Given a choice I would take a SL4 Roubaix hands down. If you come upon a deal on a SL3 Roubaix however...grab it. Mine is the best bike I have ever owned and I have owned a garage full of road bikes stacked up. 
Cheers.


----------



## Dunbar (Aug 8, 2010)

roadworthy said:


> First, I hate single bolt clamps and this seatpost is derivative of the Pave single bolt post which in my experience slips when riding rough roads. Also has a very high torque spec.


I'm not crazy about single bolt collars either. Which one do you recommend?


----------



## roadworthy (Nov 11, 2011)

Dunbar said:


> I'm not crazy about single bolt collars either. Which one do you recommend?


Hi Dunbar,
As you likely know, the book on seatposts is...2 bolt are always more secure and more micro adjustable than single bolt posts whether rotory like the Pave or vertical like say an old Campy serrated post which was also known to slip.
Many carbon posts to choose from.
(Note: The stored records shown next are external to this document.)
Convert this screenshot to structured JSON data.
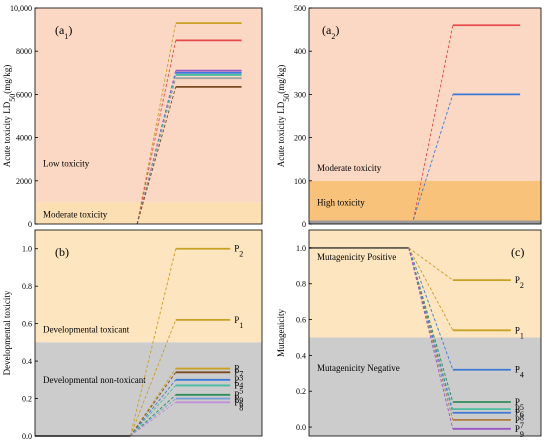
{
  "chart_data": [
    {
      "id": "a1",
      "type": "line",
      "panel_label": "(a",
      "panel_sub": "1",
      "panel_close": ")",
      "ylabel": "Acute toxicity LD",
      "ylabel_sub": "50",
      "ylabel_unit": "(mg/kg)",
      "ylim": [
        0,
        10000
      ],
      "yticks": [
        0,
        2000,
        4000,
        6000,
        8000,
        10000
      ],
      "ytick_labels": [
        "0",
        "2000",
        "4000",
        "6000",
        "8000",
        "10,000"
      ],
      "xlim": [
        0,
        10
      ],
      "regions": [
        {
          "from": 1000,
          "to": 10000,
          "color": "#fbd8c4",
          "label": "Low toxicity",
          "label_y": 2800
        },
        {
          "from": 0,
          "to": 1000,
          "color": "#fce0b4",
          "label": "Moderate toxicity",
          "label_y": 450
        }
      ],
      "start": {
        "x": 4.5,
        "y": 0
      },
      "level_x": [
        6.2,
        9.1
      ],
      "series": [
        {
          "y": 9300,
          "color": "#c8a024"
        },
        {
          "y": 8500,
          "color": "#e64a4a"
        },
        {
          "y": 7100,
          "color": "#9a55c8"
        },
        {
          "y": 7000,
          "color": "#3c78d8"
        },
        {
          "y": 6900,
          "color": "#49bda0"
        },
        {
          "y": 6750,
          "color": "#a0a0a0"
        },
        {
          "y": 6350,
          "color": "#7a4a22"
        }
      ]
    },
    {
      "id": "a2",
      "type": "line",
      "panel_label": "(a",
      "panel_sub": "2",
      "panel_close": ")",
      "ylabel": "Acute toxicity LD",
      "ylabel_sub": "50",
      "ylabel_unit": "(mg/kg)",
      "ylim": [
        0,
        500
      ],
      "yticks": [
        0,
        100,
        200,
        300,
        400,
        500
      ],
      "ytick_labels": [
        "0",
        "100",
        "200",
        "300",
        "400",
        "500"
      ],
      "xlim": [
        0,
        10
      ],
      "regions": [
        {
          "from": 100,
          "to": 500,
          "color": "#fbd8c4",
          "label": "Moderate toxicity",
          "label_y": 130
        },
        {
          "from": 0,
          "to": 100,
          "color": "#f8c27a",
          "label": "High toxicity",
          "label_y": 50
        },
        {
          "from": 0,
          "to": 8,
          "color": "#999999",
          "label": "",
          "label_y": 0
        }
      ],
      "start": {
        "x": 4.5,
        "y": 10
      },
      "level_x": [
        6.2,
        9.1
      ],
      "series": [
        {
          "y": 460,
          "color": "#e64a4a"
        },
        {
          "y": 300,
          "color": "#3c78d8"
        }
      ]
    },
    {
      "id": "b",
      "type": "line",
      "panel_label": "(b)",
      "panel_sub": "",
      "panel_close": "",
      "ylabel": "Developmental toxicity",
      "ylabel_sub": "",
      "ylabel_unit": "",
      "ylim": [
        0,
        1.1
      ],
      "yticks": [
        0,
        0.2,
        0.4,
        0.6,
        0.8,
        1.0
      ],
      "ytick_labels": [
        "0.0",
        "0.2",
        "0.4",
        "0.6",
        "0.8",
        "1.0"
      ],
      "xlim": [
        0,
        10
      ],
      "regions": [
        {
          "from": 0.5,
          "to": 1.1,
          "color": "#fde5bf",
          "label": "Developmental toxicant",
          "label_y": 0.57
        },
        {
          "from": 0,
          "to": 0.5,
          "color": "#cccccc",
          "label": "Developmental non-toxicant",
          "label_y": 0.3
        }
      ],
      "baseline": {
        "x0": 0,
        "x1": 4.2,
        "y": 0
      },
      "start": {
        "x": 4.2,
        "y": 0
      },
      "level_x": [
        6.2,
        8.6
      ],
      "series": [
        {
          "y": 1.0,
          "color": "#c8a024",
          "label": "P",
          "sub": "2"
        },
        {
          "y": 0.62,
          "color": "#c8a024",
          "label": "P",
          "sub": "1"
        },
        {
          "y": 0.36,
          "color": "#c8a024",
          "label": "P",
          "sub": "7"
        },
        {
          "y": 0.34,
          "color": "#7a4a22",
          "label": "P",
          "sub": "3"
        },
        {
          "y": 0.3,
          "color": "#3c78d8",
          "label": "P",
          "sub": "4"
        },
        {
          "y": 0.27,
          "color": "#49bda0",
          "label": "P",
          "sub": "5"
        },
        {
          "y": 0.22,
          "color": "#2e8b57",
          "label": "P",
          "sub": "9"
        },
        {
          "y": 0.2,
          "color": "#7aa0d8",
          "label": "P",
          "sub": "6"
        },
        {
          "y": 0.18,
          "color": "#c090d8",
          "label": "P",
          "sub": "8"
        }
      ]
    },
    {
      "id": "c",
      "type": "line",
      "panel_label": "(c)",
      "panel_sub": "",
      "panel_close": "",
      "ylabel": "Mutagenicity",
      "ylabel_sub": "",
      "ylabel_unit": "",
      "ylim": [
        -0.05,
        1.1
      ],
      "yticks": [
        0,
        0.2,
        0.4,
        0.6,
        0.8,
        1.0
      ],
      "ytick_labels": [
        "0.0",
        "0.2",
        "0.4",
        "0.6",
        "0.8",
        "1.0"
      ],
      "xlim": [
        0,
        10
      ],
      "regions": [
        {
          "from": 0.5,
          "to": 1.1,
          "color": "#fde5bf",
          "label": "Mutagenicity Positive",
          "label_y": 0.95
        },
        {
          "from": -0.05,
          "to": 0.5,
          "color": "#cccccc",
          "label": "Mutagenicity Negative",
          "label_y": 0.33
        }
      ],
      "baseline": {
        "x0": 0,
        "x1": 4.3,
        "y": 1.0
      },
      "start": {
        "x": 4.3,
        "y": 1.0
      },
      "level_x": [
        6.2,
        8.7
      ],
      "series": [
        {
          "y": 0.82,
          "color": "#c8a024",
          "label": "P",
          "sub": "2"
        },
        {
          "y": 0.54,
          "color": "#c8a024",
          "label": "P",
          "sub": "1"
        },
        {
          "y": 0.32,
          "color": "#3c78d8",
          "label": "P",
          "sub": "4"
        },
        {
          "y": 0.14,
          "color": "#2e8b57",
          "label": "P",
          "sub": "5"
        },
        {
          "y": 0.1,
          "color": "#49bda0",
          "label": "P",
          "sub": "6"
        },
        {
          "y": 0.08,
          "color": "#3c78d8",
          "label": "P",
          "sub": "8"
        },
        {
          "y": 0.04,
          "color": "#b07a3a",
          "label": "P",
          "sub": "7"
        },
        {
          "y": -0.01,
          "color": "#9a55c8",
          "label": "P",
          "sub": "9"
        }
      ]
    }
  ]
}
My favorite and the favorite of many riders in the pro peleton is the FSA K-force light. Its carbon, light and has moderate flex in 27.2mm dia. I have it on a couple of bikes. Rock solid...nice flex...not rigid like say a Thomson 2 bolt whichhas a great 2 bolt clamp but is too rigid for my taste and with little setback...FSA is not bouncy...no squeaks and NEVER slips...micro adjustable...I am fussy about saddle tilt and position and in fact my entire fit. 
Comes in 0 setback, 25mm and 32mm setback...so a good variety to pick based upon the setback you prefer for a given frame seat tube angle.
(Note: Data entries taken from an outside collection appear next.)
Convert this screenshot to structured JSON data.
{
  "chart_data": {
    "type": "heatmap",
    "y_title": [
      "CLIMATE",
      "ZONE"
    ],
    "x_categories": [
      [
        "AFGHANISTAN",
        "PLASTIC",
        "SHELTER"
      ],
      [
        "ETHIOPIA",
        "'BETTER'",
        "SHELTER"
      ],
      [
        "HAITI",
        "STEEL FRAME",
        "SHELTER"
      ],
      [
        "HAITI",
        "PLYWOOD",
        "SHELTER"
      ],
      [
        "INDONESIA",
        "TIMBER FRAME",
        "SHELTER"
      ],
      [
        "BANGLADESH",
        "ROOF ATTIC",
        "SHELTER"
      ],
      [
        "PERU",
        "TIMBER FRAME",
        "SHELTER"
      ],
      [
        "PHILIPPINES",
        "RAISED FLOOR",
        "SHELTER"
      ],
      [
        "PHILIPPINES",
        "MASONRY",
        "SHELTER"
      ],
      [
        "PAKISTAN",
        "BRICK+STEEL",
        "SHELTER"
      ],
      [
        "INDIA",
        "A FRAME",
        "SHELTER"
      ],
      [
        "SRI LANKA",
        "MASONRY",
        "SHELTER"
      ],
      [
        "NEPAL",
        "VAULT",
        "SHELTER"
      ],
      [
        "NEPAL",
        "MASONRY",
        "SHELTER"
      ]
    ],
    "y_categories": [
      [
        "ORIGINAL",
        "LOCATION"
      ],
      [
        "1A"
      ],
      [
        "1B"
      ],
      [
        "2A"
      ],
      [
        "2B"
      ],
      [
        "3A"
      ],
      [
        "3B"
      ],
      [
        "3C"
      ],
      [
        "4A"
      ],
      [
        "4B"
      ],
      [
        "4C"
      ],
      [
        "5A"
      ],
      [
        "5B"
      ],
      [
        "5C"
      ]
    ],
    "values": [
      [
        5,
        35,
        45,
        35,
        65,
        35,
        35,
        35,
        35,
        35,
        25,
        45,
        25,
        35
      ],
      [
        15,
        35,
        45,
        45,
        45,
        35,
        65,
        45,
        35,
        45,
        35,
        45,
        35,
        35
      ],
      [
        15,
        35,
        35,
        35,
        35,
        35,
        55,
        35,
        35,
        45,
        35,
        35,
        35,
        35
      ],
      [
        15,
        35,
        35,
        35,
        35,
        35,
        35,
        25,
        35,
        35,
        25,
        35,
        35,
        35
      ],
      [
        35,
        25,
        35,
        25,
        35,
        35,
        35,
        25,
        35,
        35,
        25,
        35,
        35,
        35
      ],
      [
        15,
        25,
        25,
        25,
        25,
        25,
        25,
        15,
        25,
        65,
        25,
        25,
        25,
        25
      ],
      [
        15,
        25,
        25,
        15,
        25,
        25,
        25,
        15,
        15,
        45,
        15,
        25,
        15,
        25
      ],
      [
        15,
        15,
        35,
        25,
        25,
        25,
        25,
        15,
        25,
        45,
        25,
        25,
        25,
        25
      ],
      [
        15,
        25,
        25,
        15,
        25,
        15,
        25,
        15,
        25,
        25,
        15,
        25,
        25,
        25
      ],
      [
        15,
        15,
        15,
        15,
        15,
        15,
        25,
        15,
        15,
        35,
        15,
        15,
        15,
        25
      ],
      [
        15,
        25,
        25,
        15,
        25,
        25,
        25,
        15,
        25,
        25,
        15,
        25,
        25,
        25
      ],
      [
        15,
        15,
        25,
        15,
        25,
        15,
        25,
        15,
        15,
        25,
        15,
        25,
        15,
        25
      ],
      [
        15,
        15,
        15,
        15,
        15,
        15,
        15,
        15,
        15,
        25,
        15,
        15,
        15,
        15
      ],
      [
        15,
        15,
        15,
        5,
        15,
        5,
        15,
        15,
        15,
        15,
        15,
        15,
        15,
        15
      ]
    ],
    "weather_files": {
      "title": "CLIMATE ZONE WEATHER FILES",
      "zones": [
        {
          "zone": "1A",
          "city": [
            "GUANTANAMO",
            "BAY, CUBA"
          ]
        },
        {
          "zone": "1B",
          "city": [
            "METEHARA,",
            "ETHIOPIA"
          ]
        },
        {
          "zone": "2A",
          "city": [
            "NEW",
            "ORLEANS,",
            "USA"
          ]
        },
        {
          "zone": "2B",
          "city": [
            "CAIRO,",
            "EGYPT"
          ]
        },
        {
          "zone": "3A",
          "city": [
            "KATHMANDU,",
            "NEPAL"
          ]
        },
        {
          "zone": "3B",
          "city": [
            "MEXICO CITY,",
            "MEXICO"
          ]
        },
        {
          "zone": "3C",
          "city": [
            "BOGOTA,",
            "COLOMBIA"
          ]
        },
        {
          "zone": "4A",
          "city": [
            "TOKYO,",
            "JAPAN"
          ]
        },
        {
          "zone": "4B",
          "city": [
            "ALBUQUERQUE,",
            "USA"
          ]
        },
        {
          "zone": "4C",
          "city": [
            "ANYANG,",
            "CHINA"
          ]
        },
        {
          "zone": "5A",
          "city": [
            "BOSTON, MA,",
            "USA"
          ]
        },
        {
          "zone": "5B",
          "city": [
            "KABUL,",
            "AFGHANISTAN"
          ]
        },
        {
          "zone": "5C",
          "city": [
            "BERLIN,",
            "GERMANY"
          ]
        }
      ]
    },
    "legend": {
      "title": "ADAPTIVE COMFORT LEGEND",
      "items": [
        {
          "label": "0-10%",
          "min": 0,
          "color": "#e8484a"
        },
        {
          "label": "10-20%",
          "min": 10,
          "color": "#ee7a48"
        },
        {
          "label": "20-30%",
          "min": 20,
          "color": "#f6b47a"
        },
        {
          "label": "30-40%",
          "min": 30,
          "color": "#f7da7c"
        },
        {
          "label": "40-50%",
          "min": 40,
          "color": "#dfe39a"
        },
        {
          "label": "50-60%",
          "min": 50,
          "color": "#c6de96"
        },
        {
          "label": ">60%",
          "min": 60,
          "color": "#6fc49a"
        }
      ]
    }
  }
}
Not cheap but not uber pricey like Zinn's post...another good one.
My suggestion is ebay your Spesh post and pick one up.
Hope that helps.


----------



## purdyd (Jun 18, 2010)

Dunbar said:


> I'm not crazy about single bolt collars either. Which one do you recommend?
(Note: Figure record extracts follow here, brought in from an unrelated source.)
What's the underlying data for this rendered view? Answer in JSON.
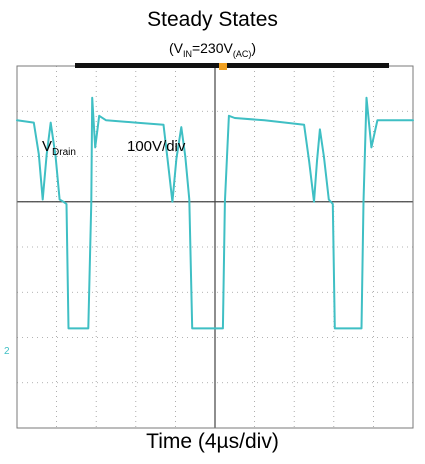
{
  "chart_data": {
    "type": "line",
    "title": "Steady States",
    "subtitle": {
      "pre": "(V",
      "sub1": "IN",
      "mid": "=230V",
      "sub2": "(AC)",
      "post": ")"
    },
    "xlabel": "Time (4µs/div)",
    "annotations": {
      "signal_main": "V",
      "signal_sub": "Drain",
      "scale": "100V/div"
    },
    "channel_marker": "2",
    "grid": true,
    "divisions": {
      "x": 10,
      "y": 8
    },
    "xlim": [
      0,
      40
    ],
    "ylim": [
      -500,
      300
    ],
    "series": [
      {
        "color": "#3fbfc4",
        "x": [
          0,
          1.7,
          2.2,
          2.6,
          3.0,
          3.4,
          3.9,
          4.3,
          4.7,
          5.0,
          5.2,
          6.0,
          6.5,
          7.2,
          7.5,
          7.6,
          7.9,
          8.3,
          9.0,
          12.0,
          14.8,
          15.2,
          15.7,
          16.1,
          16.6,
          17.0,
          17.4,
          17.7,
          19.0,
          20.8,
          21.0,
          21.4,
          22.0,
          25.0,
          29.0,
          29.5,
          30.0,
          30.3,
          30.6,
          31.0,
          31.5,
          31.9,
          32.1,
          33.0,
          34.8,
          35.0,
          35.3,
          35.8,
          36.4,
          37.0,
          40.0
        ],
        "y": [
          180,
          175,
          105,
          5,
          105,
          175,
          100,
          5,
          0,
          -5,
          -280,
          -280,
          -280,
          -280,
          0,
          230,
          120,
          190,
          180,
          175,
          170,
          95,
          0,
          95,
          165,
          100,
          5,
          -280,
          -280,
          -280,
          0,
          190,
          185,
          180,
          170,
          90,
          0,
          90,
          160,
          100,
          5,
          -5,
          -280,
          -280,
          -280,
          0,
          230,
          120,
          180,
          180,
          180
        ]
      }
    ]
  }
}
I guess I would say, give it a try first

I have a few thousand miles and some hard bumps on the goofily name cobl gobl which is now called something else and it hasn't slipped

and yes I've checked it with a level from time to time

it does look odd, adds a little weight, you have to adjust your saddle more nose down because it pivots with your weight

it does however, work and reduces shock and vibration through your seat

and while the pivot felt odd the first mile, don't even notice it anymore

and yes, the sl4 Roubaix is stiff in the drive train, every bit and more as stiff as my sl3 tarmac

frankly I am surprised, or maybe I am not paying much attention, that some of the more powerful riders don't race it on the tours outside the classics


----------



## Dunbar (Aug 8, 2010)

My bad guys, I was actually talking about the seat post collar. I'd like to switch to one with two bolts.


----------



## fflutterffly (Dec 1, 2014)

I own both bikes and could tell an immediate difference in the stiffness of the frame, the overall ride and the shock absorption. If you look at the Z's on the SL4 you'll see they are wrapped around the rear of the stay. Also, the diameter of the throat of the top tub at the headtube as well as at the seat tube, the seat tube itself at the BB lends It's the bike to a much snapper feel. I ride PCH In SoCal and find the 700x25 a much better choice in dealing with the constant surface changes, as well as shock. However, I did swap out the seatpost before I road the SL4 only because someone oh and ah'd and wanted to use the cobl gobl. My feeling about weight saving on a frame is for me to drop 10# and not give up durability. 
As for the seat post slipping, this has been a problem for me with the 2013 post. I get the bike set up perfectly, ride and when I get done with just 20 miles of rough road the seat has slipped. It's a literal pain in the arse, neck, shoulders and hands.

Now I'm itching to see what they do for 2015!!!


----------



## purdyd (Jun 18, 2010)

Carbon paste should help with slipping seat posts


----------